But if the image is a lie

This article talks about how Republicans are trying to figure out a vision. Here’s one of their problems:

Having lost the popular vote in five of the last six presidential elections, Republicans now face a country that is increasingly younger, multiethnic and skeptical of Republican positions on some social issues. The party’s deficit-cutting agenda relies heavily on reducing taxes for the wealthy, which irks middle-class voters, and cutting spending on government programs, like Social Security and Medicare, that are popular with many voters.

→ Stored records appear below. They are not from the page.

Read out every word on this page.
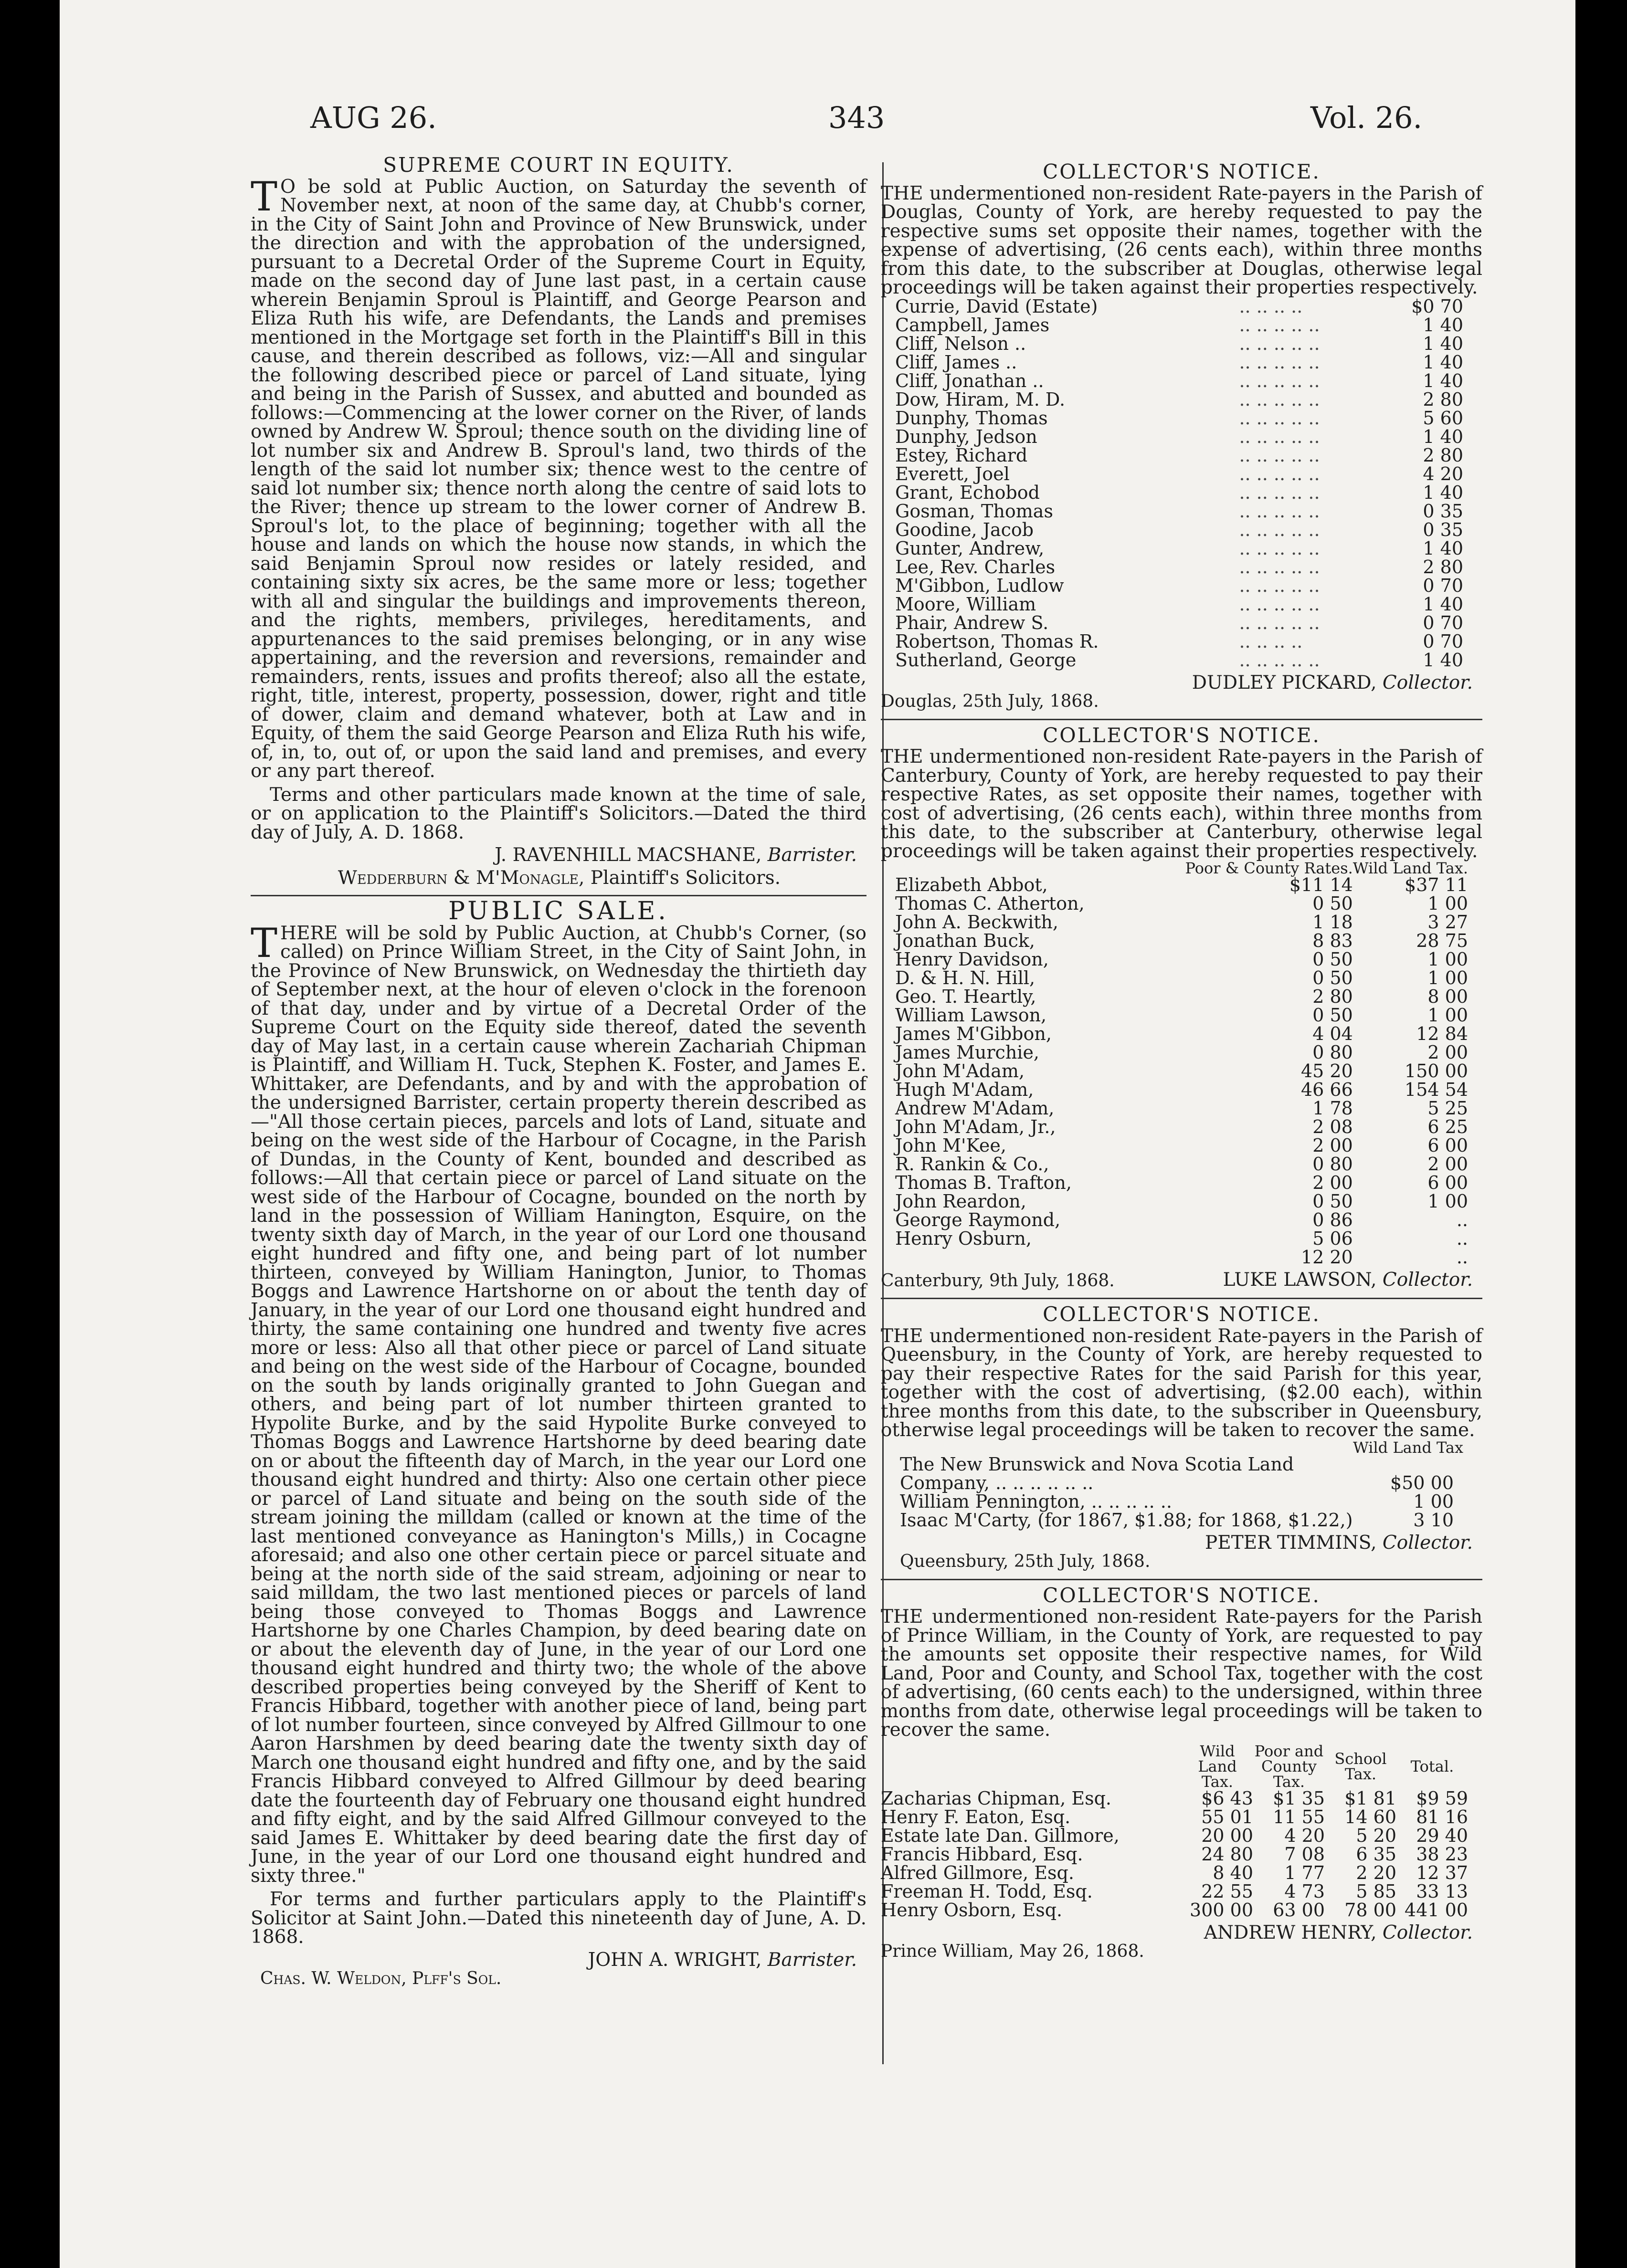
AUG 26.	343	Vol. 26.
SUPREME COURT IN EQUITY.

T O be sold at Public Auction, on Saturday the seventh of November next, at noon of the same day, at Chubb's corner, in the City of Saint John and Province of New Brunswick, under the direction and with the approbation of the undersigned, pursuant to a Decretal Order of the Supreme Court in Equity, made on the second day of June last past, in a certain cause wherein Benjamin Sproul is Plaintiff, and George Pearson and Eliza Ruth his wife, are Defendants, the Lands and premises mentioned in the Mortgage set forth in the Plaintiff's Bill in this cause, and therein described as follows, viz:—All and singular the following described piece or parcel of Land situate, lying and being in the Parish of Sussex, and abutted and bounded as follows:—Commencing at the lower corner on the River, of lands owned by Andrew W. Sproul; thence south on the dividing line of lot number six and Andrew B. Sproul's land, two thirds of the length of the said lot number six; thence west to the centre of said lot number six; thence north along the centre of said lots to the River; thence up stream to the lower corner of Andrew B. Sproul's lot, to the place of beginning; together with all the house and lands on which the house now stands, in which the said Benjamin Sproul now resides or lately resided, and containing sixty six acres, be the same more or less; together with all and singular the buildings and improvements thereon, and the rights, members, privileges, hereditaments, and appurtenances to the said premises belonging, or in any wise appertaining, and the reversion and reversions, remainder and remainders, rents, issues and profits thereof; also all the estate, right, title, interest, property, possession, dower, right and title of dower, claim and demand whatever, both at Law and in Equity, of them the said George Pearson and Eliza Ruth his wife, of, in, to, out of, or upon the said land and premises, and every or any part thereof.

Terms and other particulars made known at the time of sale, or on application to the Plaintiff's Solicitors.—Dated the third day of July, A. D. 1868.

J. RAVENHILL MACSHANE, Barrister.
Wedderburn & M'Monagle, Plaintiff's Solicitors.
PUBLIC SALE.

THERE will be sold by Public Auction, at Chubb's Corner, (so called) on Prince William Street, in the City of Saint John, in the Province of New Brunswick, on Wednesday the thirtieth day of September next, at the hour of eleven o'clock in the forenoon of that day, under and by virtue of a Decretal Order of the Supreme Court on the Equity side thereof, dated the seventh day of May last, in a certain cause wherein Zachariah Chipman is Plaintiff, and William H. Tuck, Stephen K. Foster, and James E. Whittaker, are Defendants, and by and with the approbation of the undersigned Barrister, certain property therein described as—"All those certain pieces, parcels and lots of Land, situate and being on the west side of the Harbour of Cocagne, in the Parish of Dundas, in the County of Kent, bounded and described as follows:—All that certain piece or parcel of Land situate on the west side of the Harbour of Cocagne, bounded on the north by land in the possession of William Hanington, Esquire, on the twenty sixth day of March, in the year of our Lord one thousand eight hundred and fifty one, and being part of lot number thirteen, conveyed by William Hanington, Junior, to Thomas Boggs and Lawrence Hartshorne on or about the tenth day of January, in the year of our Lord one thousand eight hundred and thirty, the same containing one hundred and twenty five acres more or less: Also all that other piece or parcel of Land situate and being on the west side of the Harbour of Cocagne, bounded on the south by lands originally granted to John Guegan and others, and being part of lot number thirteen granted to Hypolite Burke, and by the said Hypolite Burke conveyed to Thomas Boggs and Lawrence Hartshorne by deed bearing date on or about the fifteenth day of March, in the year our Lord one thousand eight hundred and thirty: Also one certain other piece or parcel of Land situate and being on the south side of the stream joining the milldam (called or known at the time of the last mentioned conveyance as Hanington's Mills,) in Cocagne aforesaid; and also one other certain piece or parcel situate and being at the north side of the said stream, adjoining or near to said milldam, the two last mentioned pieces or parcels of land being those conveyed to Thomas Boggs and Lawrence Hartshorne by one Charles Champion, by deed bearing date on or about the eleventh day of June, in the year of our Lord one thousand eight hundred and thirty two; the whole of the above described properties being conveyed by the Sheriff of Kent to Francis Hibbard, together with another piece of land, being part of lot number fourteen, since conveyed by Alfred Gillmour to one Aaron Harshmen by deed bearing date the twenty sixth day of March one thousand eight hundred and fifty one, and by the said Francis Hibbard conveyed to Alfred Gillmour by deed bearing date the fourteenth day of February one thousand eight hundred and fifty eight, and by the said Alfred Gillmour conveyed to the said James E. Whittaker by deed bearing date the first day of June, in the year of our Lord one thousand eight hundred and sixty three."

For terms and further particulars apply to the Plaintiff's Solicitor at Saint John.—Dated this nineteenth day of June, A. D. 1868.

JOHN A. WRIGHT, Barrister.
Chas. W. Weldon, Plff's Sol.
COLLECTOR'S NOTICE.

THE undermentioned non-resident Rate-payers in the Parish of Douglas, County of York, are hereby requested to pay the respective sums set opposite their names, together with the expense of advertising, (26 cents each), within three months from this date, to the subscriber at Douglas, otherwise legal proceedings will be taken against their properties respectively.

Currie, David (Estate)	.. .. .. ..	$0 70
Campbell, James	.. .. .. .. ..	1 40
Cliff, Nelson ..	.. .. .. .. ..	1 40
Cliff, James ..	.. .. .. .. ..	1 40
Cliff, Jonathan ..	.. .. .. .. ..	1 40
Dow, Hiram, M. D.	.. .. .. .. ..	2 80
Dunphy, Thomas	.. .. .. .. ..	5 60
Dunphy, Jedson	.. .. .. .. ..	1 40
Estey, Richard	.. .. .. .. ..	2 80
Everett, Joel	.. .. .. .. ..	4 20
Grant, Echobod	.. .. .. .. ..	1 40
Gosman, Thomas	.. .. .. .. ..	0 35
Goodine, Jacob	.. .. .. .. ..	0 35
Gunter, Andrew,	.. .. .. .. ..	1 40
Lee, Rev. Charles	.. .. .. .. ..	2 80
M'Gibbon, Ludlow	.. .. .. .. ..	0 70
Moore, William	.. .. .. .. ..	1 40
Phair, Andrew S.	.. .. .. .. ..	0 70
Robertson, Thomas R.	.. .. .. ..	0 70
Sutherland, George	.. .. .. .. ..	1 40
DUDLEY PICKARD, Collector.
Douglas, 25th July, 1868.
COLLECTOR'S NOTICE.

THE undermentioned non-resident Rate-payers in the Parish of Canterbury, County of York, are hereby requested to pay their respective Rates, as set opposite their names, together with cost of advertising, (26 cents each), within three months from this date, to the subscriber at Canterbury, otherwise legal proceedings will be taken against their properties respectively.

	Poor & County Rates.	Wild Land Tax.
Elizabeth Abbot,	$11 14	$37 11
Thomas C. Atherton,	0 50	1 00
John A. Beckwith,	1 18	3 27
Jonathan Buck,	8 83	28 75
Henry Davidson,	0 50	1 00
D. & H. N. Hill,	0 50	1 00
Geo. T. Heartly,	2 80	8 00
William Lawson,	0 50	1 00
James M'Gibbon,	4 04	12 84
James Murchie,	0 80	2 00
John M'Adam,	45 20	150 00
Hugh M'Adam,	46 66	154 54
Andrew M'Adam,	1 78	5 25
John M'Adam, Jr.,	2 08	6 25
John M'Kee,	2 00	6 00
R. Rankin & Co.,	0 80	2 00
Thomas B. Trafton,	2 00	6 00
John Reardon,	0 50	1 00
George Raymond,	0 86	..
Henry Osburn,	5 06	..
	12 20	..
LUKE LAWSON, Collector.
Canterbury, 9th July, 1868.
COLLECTOR'S NOTICE.

THE undermentioned non-resident Rate-payers in the Parish of Queensbury, in the County of York, are hereby requested to pay their respective Rates for the said Parish for this year, together with the cost of advertising, ($2.00 each), within three months from this date, to the subscriber in Queensbury, otherwise legal proceedings will be taken to recover the same.

Wild Land Tax
The New Brunswick and Nova Scotia Land	
Company, .. .. .. .. .. ..	$50 00
William Pennington, .. .. .. .. ..	1 00
Isaac M'Carty, (for 1867, $1.88; for 1868, $1.22,)	3 10
PETER TIMMINS, Collector.
Queensbury, 25th July, 1868.
COLLECTOR'S NOTICE.

THE undermentioned non-resident Rate-payers for the Parish of Prince William, in the County of York, are requested to pay the amounts set opposite their respective names, for Wild Land, Poor and County, and School Tax, together with the cost of advertising, (60 cents each) to the undersigned, within three months from date, otherwise legal proceedings will be taken to recover the same.

	Wild Land Tax.	Poor and County Tax.	School Tax.	Total.
Zacharias Chipman, Esq.	$6 43	$1 35	$1 81	$9 59
Henry F. Eaton, Esq.	55 01	11 55	14 60	81 16
Estate late Dan. Gillmore,	20 00	4 20	5 20	29 40
Francis Hibbard, Esq.	24 80	7 08	6 35	38 23
Alfred Gillmore, Esq.	8 40	1 77	2 20	12 37
Freeman H. Todd, Esq.	22 55	4 73	5 85	33 13
Henry Osborn, Esq.	300 00	63 00	78 00	441 00
ANDREW HENRY, Collector.
Prince William, May 26, 1868.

The problem is that they obviously do not have a deficit-cutting agenda and they make this clear since they have continuously pushed for tax cuts much more than cutting the deficit. What they have is a tax-cuts for the rich agenda. Here’s another problem:

“Republicans will get their mojo back when they define themselves as the party of economic growth and upward mobility,” said Gov. Mitch Daniels of Indiana, a Republican who will become the president of Purdue University next week.

The problem is that the party does not have a plan for economic growth, they have a plan for tax cuts for the rich. Their plans have reduced upward mobility and increased income inequality. Still, if they have a compliant press, they might be able to define themselves as the party of economic growth and upward mobility–after all, they have been defined as the party that cares about the deficit even though it’s obvious they don’t.